OPINIÓN
El frío de la muerte y de las cifras
¿Cuántas vidas de niños indefensos debe perder el país para que entendamos que combatir la desnutrición infantil es una prioridad?
Nos falta rigor como ciudadanos, como padres de familia, como nación, ante todo lo que le sucede ―y no le sucede― a la niñez colombiana más vulnerable. No solo en cuestión de probabilidades, tasas, promedios, medias y tendencias. Sobre todo es la relación entre números y vidas. Hablo de los niños y niñas menores de dos años que se siguen muriendo por razones que se pueden evitar.
Mientras las grandes discusiones y los necesarios acuerdos llegan a algún término en todos los temas que se consideran prioritarios, los planes de choque ante la emergencia más triste y vergonzosa de un país siguen quedando en el papel. No existe una palabra con más calibre que ‘impotencia’ para describir lo que se siente al leer de nuevo lo que la Corte Constitucional le ordenó al Estado colombiano para que la mortalidad infantil en La Guajira se detuviera. No solo ha empeorado: otras regiones de Colombia como Vichada, Vaupés, Chocó, entre otras, van por ese maltrecho camino.
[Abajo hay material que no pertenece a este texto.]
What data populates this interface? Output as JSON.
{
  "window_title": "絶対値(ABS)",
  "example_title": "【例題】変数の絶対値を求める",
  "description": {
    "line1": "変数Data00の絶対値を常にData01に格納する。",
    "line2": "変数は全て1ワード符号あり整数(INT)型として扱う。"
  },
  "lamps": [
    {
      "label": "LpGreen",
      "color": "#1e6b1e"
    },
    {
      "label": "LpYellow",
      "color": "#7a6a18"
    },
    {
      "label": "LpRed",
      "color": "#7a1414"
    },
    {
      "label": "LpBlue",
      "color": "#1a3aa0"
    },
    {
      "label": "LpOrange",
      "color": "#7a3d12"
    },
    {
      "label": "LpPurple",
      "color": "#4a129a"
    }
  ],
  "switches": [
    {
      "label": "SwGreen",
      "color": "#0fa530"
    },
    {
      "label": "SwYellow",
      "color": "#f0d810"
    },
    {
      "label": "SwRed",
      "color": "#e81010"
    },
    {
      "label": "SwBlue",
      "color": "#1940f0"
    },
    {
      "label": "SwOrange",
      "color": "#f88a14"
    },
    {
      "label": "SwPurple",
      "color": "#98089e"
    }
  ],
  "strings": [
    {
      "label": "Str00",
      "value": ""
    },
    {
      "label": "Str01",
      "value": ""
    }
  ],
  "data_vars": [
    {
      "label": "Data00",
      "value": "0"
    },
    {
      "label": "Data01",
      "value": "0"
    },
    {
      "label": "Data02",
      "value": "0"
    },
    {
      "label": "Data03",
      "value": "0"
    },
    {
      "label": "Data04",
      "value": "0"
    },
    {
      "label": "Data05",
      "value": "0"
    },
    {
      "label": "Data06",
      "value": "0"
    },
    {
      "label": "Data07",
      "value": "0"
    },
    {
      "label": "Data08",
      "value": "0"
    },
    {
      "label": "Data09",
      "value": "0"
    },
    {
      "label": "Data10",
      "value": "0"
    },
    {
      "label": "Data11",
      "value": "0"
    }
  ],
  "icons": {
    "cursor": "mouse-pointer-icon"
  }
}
El Instituto Nacional de Salud (INS) reportó un aumento del 55,1 % en el periodo XI de 2022 comparado con el mismo de 2021, en las tasas de mortalidad en menores de cinco años por IRA (Infección Respiratoria Aguda), EDA (Enfermedad Diarreica Aguda) o DNT (Desnutrición aguda). El (INS) informó que en enero de este año ya van 13 casos de muertes probables asociadas a desnutrición en niños menores de cinco años.
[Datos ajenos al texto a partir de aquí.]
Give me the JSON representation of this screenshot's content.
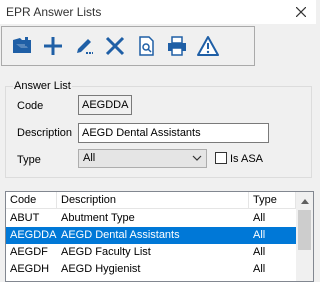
{
  "window": {
    "title": "EPR Answer Lists",
    "close_icon": "close-icon"
  },
  "toolbar": {
    "buttons": [
      {
        "name": "open-list-icon"
      },
      {
        "name": "add-icon"
      },
      {
        "name": "edit-icon"
      },
      {
        "name": "delete-icon"
      },
      {
        "name": "preview-icon"
      },
      {
        "name": "print-icon"
      },
      {
        "name": "warning-icon"
      }
    ]
  },
  "answer_list": {
    "group_label": "Answer List",
    "code_label": "Code",
    "code_value": "AEGDDA",
    "description_label": "Description",
    "description_value": "AEGD Dental Assistants",
    "type_label": "Type",
    "type_value": "All",
    "is_asa_label": "Is ASA",
    "is_asa_checked": false
  },
  "grid": {
    "columns": [
      "Code",
      "Description",
      "Type"
    ],
    "rows": [
      {
        "code": "ABUT",
        "description": "Abutment Type",
        "type": "All"
      },
      {
        "code": "AEGDDA",
        "description": "AEGD Dental Assistants",
        "type": "All"
      },
      {
        "code": "AEGDF",
        "description": "AEGD Faculty List",
        "type": "All"
      },
      {
        "code": "AEGDH",
        "description": "AEGD Hygienist",
        "type": "All"
      }
    ],
    "selected_index": 1
  },
  "colors": {
    "selection": "#0078d7",
    "accent_blue": "#1f5fa6"
  }
}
De nuevo me refiero a la sentencia proferida en el año 2016: “La Sala considera necesario que las autoridades encargadas de la gestión concreta de soluciones para la atención de las necesidades en materia de salud y alimentación tomen medidas de carácter inmediato, con el fin de ofrecer paliativos fundamentales que permitan evitar la muerte de los niños por las deficiencias en la prestación de estos servicios”.
Lejos de asumir posturas fatalistas, el llamado que desde la sociedad civil podemos hacer es el de superar limitaciones tan primarias y absurdas como la indiferencia y la falta de compasión. Aquí en masa se escuchan rechazos tajantes ante la muerte, la pobreza, el hambre, pero la imposibilidad de llorar y sentir la muerte de cada niño o niña, de cada mamá, es monumental.
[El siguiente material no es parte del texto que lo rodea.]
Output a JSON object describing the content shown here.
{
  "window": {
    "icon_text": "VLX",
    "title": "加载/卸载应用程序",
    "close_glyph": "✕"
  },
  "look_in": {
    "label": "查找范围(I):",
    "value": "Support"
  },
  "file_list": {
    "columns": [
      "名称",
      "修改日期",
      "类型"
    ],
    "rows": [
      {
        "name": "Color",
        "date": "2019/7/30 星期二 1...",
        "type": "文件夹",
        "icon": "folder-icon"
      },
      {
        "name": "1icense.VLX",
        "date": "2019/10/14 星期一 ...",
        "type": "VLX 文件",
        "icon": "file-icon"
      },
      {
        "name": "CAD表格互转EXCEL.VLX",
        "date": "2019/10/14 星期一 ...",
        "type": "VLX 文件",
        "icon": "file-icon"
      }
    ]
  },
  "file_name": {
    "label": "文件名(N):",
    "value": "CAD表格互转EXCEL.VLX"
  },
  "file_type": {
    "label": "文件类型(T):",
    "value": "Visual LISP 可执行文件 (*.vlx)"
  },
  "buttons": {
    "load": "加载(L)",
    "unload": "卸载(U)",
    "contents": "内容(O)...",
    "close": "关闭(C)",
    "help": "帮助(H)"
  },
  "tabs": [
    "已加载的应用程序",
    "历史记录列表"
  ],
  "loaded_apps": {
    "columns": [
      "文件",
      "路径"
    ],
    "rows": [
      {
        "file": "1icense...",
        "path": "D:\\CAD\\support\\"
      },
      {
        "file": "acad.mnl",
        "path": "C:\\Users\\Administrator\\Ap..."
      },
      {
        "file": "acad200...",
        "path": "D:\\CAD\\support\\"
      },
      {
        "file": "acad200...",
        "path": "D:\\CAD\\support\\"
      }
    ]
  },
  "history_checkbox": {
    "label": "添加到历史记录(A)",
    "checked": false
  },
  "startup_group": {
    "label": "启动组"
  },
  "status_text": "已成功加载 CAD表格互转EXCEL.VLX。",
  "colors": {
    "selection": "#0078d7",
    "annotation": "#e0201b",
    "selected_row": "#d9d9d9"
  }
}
No se debería olvidar que cada muerte es una tragedia y que la tenebrosa suma que da paso a la estadística se necesita como referencia para la gestión. Sabemos que los datos que dan cuenta de asuntos tan graves como la mortalidad infantil o la mortalidad materna se vuelven abstracciones y que la gente se mueve —nos movemos— por lo concreto, por las historias… Pero, ¿cuáles historias?
Ocasionales registros de prensa se esfuerzan por llevar su tristeza a lo más hondo del corazón de las ocupadas audiencias. Entonces, escuchamos la voz de alguien que ni palabras tiene para explicar que sí, que su pequeño murió por una infección intestinal, por una infección respiratoria o por tener en su estómago después de varios días solo un masato de arroz si acaso. ¿Conocer esta realidad permite que algo cambie?
Tal vez. Creo que es elemental tener presente que son niños y niñas indefensos y vulnerables, pero no de forma lastimera ni mecánica. Y creo que es también importante conocer las cifras. Y divulgarlas de forma clara y correcta, por supuesto. Pero lo que haría que este lapidario estado de cosas cambie en favor de la niñez en el país es que se ejecuten las ansiadas medidas urgentes y de choque que le den sentido inequívoco a la variación misma de las cifras. Los pronunciamientos no salvan la vida de ningún niño o niña. Y las buenas intenciones tampoco. La mencionada sentencia de la Corte indica que la CIDH (Corte Interamericana de Derechos Humanos), mediante la Resolución 60 del 11 de diciembre de 2015, conminó al Estado colombiano a adoptar “las medidas necesarias para preservar la vida y la integridad personal de los (sic) niñas, niños y adolescentes de las comunidades de Uribia, Manaure, Riohacha y Maicao”.
En el texto de la sentencia se indica que para 2016 la desnutrición aguda estaba en 63 % en Uribia, 24 % en Manaure y 13 % en Maicao.
Y qué decir de los niños y niñas que sobreviven de la desnutrición aguda. Por lo general, sufren desnutrición crónica. Se estima que son cerca de medio millón de niños y niñas (ENSIN 2015). Y esta es otra historia cruel y absurda, porque es un mal silencioso igualmente evitable y con efectos nefastos en el desarrollo individual y económico de la nación.
¿Cuántas vidas de niños indefensos debe perder el país para que entendamos que combatir la desnutrición infantil es una prioridad?